Tidak peduli untuk apa, nada bicara wanita tua itu sangat kuat dan dia tidak boleh tidak pergi.
Setelah sekian lama, mobil berhenti dengan mantap di depan pintu rumah tua, FIkar meminta Nino untuk kembali dulu dan masuk ke rumah tua seorang diri.
Secara kebetulan, Fikar bertemu Laila bermain di luar.
Meskipun FIkar tidak memiliki banyak kasih sayang dengan anak itu, dia lahir sendiri, dan hubungan darah membuat mereka memiliki perasaan yang berbeda dari orang biasa.
"Laila, kemarilah!" Fikar dengan sengaja memperlambat dan melembutkan suaranya.
Mendengar panggilan Fikar, Laila yang sedang bermain lumpur di taman menjatuhkan sekopnya dan berlari ke samping Fikar.
"Apa yang kamu lakukan di sana? Kamu berlumpur di mana-mana." Semakin Fikar melihat Laila yang berlumpur, kepalanya semakin pusing, dia mengeluarkan sapu tangan dari saku jasnya dan menyeka bersih Laila.
Fikar mengusap, Laila berkata, "Aku, aku membangun rumah di sana."
"Oh? Ada apa di rumah ini?" Fikar bertanya dengan santai.
"Hmm… ada ayah, aku, ibu, dan banyak sekali mainan di rumah ini." Kata Laila sambil menari, dia sangat senang.
Mendengar "Ibu", mata Fikar meredup. 'Ibumu sekarang sangat membenciku dan sangat kecewa padaku ...'
"Itu saja, tapi di masa depan kamu harus berjanji pada Ayah bahwa kamu tidak bisa membuat tubuhmu kotor lagi, nenek dan kakek akan marah." Semakin Fikar memberi tahu Laila bahwa dia tidak bisa lagi membangun rumah, dia juga tanpa sadar memberi tahu Laila. Fikar juga mengatakan pada dirinya sendiri bahwa rumah mereka ditakdirkan untuk menjadi tidak lengkap ...
"Tapi, aku belum…, oke." Laila,si kecil ragu-ragu, dan akhirnya hanya berkata "Oke".

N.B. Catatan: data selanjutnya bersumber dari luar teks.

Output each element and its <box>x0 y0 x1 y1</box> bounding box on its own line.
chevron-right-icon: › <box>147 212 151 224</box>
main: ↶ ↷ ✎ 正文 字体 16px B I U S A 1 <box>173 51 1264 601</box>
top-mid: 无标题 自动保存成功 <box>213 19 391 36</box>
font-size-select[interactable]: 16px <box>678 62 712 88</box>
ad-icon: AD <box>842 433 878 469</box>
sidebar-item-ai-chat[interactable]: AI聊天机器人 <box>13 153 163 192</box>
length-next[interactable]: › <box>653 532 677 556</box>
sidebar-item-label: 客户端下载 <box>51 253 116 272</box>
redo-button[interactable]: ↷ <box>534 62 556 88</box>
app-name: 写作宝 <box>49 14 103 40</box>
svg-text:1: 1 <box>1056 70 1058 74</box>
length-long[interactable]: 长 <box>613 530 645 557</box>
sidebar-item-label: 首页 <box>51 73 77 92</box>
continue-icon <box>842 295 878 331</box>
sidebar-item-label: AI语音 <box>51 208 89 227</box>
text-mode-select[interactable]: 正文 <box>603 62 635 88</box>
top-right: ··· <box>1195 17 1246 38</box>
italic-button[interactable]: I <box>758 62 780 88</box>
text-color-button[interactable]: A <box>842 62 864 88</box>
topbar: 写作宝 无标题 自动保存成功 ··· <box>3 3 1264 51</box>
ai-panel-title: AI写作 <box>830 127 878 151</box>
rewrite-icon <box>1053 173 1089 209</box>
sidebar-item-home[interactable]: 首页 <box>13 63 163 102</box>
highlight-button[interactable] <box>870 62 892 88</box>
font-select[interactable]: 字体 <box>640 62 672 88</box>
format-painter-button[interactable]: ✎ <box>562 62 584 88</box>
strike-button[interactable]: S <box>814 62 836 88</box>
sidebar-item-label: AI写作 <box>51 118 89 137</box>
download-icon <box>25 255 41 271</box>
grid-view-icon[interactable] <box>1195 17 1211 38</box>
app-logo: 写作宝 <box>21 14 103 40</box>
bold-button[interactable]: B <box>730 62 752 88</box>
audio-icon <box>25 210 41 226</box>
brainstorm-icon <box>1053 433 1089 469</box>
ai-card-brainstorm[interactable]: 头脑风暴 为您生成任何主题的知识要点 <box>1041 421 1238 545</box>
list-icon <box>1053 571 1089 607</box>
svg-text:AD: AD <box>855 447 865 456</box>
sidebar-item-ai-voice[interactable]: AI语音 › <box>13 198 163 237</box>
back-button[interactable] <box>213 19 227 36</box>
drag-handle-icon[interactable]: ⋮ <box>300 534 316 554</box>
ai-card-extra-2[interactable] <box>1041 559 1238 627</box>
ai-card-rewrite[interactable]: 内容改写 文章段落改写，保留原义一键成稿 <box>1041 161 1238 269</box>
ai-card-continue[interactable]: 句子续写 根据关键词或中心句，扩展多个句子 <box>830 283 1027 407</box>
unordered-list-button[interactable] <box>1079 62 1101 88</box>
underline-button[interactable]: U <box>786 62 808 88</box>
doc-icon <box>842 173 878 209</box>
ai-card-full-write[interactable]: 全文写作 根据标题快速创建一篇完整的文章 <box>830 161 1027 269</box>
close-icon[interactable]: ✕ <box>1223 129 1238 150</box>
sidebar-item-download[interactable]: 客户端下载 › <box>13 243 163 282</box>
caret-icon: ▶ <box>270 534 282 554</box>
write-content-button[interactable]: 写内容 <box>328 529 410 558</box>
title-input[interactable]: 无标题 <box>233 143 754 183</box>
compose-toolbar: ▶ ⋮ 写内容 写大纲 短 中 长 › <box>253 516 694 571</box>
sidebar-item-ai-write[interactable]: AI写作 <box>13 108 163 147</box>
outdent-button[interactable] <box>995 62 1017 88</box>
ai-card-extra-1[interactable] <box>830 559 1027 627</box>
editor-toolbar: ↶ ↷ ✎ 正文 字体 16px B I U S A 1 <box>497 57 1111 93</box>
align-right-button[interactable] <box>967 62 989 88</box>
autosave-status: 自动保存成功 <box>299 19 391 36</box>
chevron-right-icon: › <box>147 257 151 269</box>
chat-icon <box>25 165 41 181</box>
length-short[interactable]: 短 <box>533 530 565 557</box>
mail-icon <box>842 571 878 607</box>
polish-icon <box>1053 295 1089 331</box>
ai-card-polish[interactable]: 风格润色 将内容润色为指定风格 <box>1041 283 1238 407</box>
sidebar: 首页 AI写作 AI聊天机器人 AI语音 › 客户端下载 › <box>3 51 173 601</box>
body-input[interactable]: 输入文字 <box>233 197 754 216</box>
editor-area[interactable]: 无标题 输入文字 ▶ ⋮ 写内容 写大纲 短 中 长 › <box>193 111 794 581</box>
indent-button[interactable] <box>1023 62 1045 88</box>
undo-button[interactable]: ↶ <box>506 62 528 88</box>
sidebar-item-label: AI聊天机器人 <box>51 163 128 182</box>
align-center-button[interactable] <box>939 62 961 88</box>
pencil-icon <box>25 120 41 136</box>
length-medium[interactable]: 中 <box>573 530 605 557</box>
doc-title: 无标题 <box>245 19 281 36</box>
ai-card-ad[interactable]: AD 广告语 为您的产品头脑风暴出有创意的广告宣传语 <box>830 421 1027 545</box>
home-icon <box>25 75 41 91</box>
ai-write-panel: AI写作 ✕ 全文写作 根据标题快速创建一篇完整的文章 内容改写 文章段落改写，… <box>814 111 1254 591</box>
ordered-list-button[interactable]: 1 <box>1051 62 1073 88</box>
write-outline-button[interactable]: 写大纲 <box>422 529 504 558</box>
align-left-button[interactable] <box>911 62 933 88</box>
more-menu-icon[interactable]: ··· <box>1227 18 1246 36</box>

"Kalau begitu ayo masuk." Fikar membersihkan sedikit lumpur di tubuh Laila, dan membawa tangan kecilnya ke dalam rumah tua itu.
Citra melihat bahwa putranya yang telah lama menunggu telah kembali, maka ia mencondongkan tubuh ke depan dan memberi pelajaran: "Ada apa denganmu? Berapa telat kamu kembali!"
"Sibuk." Fikar hanya mengucapkan satu kata.
Melihat Citra, Laila bersembunyi di balik Fikar.
"Mengapa kamu di sini?"
Hal yang tidak ingin dilihat Citra dalam keluarga ini adalah Laila, karena anak ini, Fikar semakin terlibat.
Laila sangat ketakutan sehingga dia dengan cepat memeluk kaki Fikar dan terus menyusut kembali.
"Apa yang kamu lakukan? Dia masih anak-anak, bagaimana kamu bisa berbicara dengan anak seperti ini." Fikar menjaga anak itu.
"Jangan lihat anak ini, ini sangat kotor." Citra masih tidak puas dengan Laila.
"Kalau begitu kamu tidak bisa mengatakan hal-hal jelek seperti itu di depan anak itu!" Laila adalah darah dagingnya sendiri, dan bagaimanapun juga, dia masih anak-anak dan tidak dapat disakiti dengan cara apapun.
Fikar menarik keluar anak yang bersembunyi di belakangnya, dan berkata kepada Laila, "Maukah kamu kembali ke kamar dulu?"
Laila mengangguk.
"Kalau begitu minta pelayan untuk memandikanmu, oke? Ganti pakaian bersih dan turun untuk makan." Kata Fikar lembut kepada Laila.
Laila mengangguk, lalu berbalik dan berlari ke kamarnya.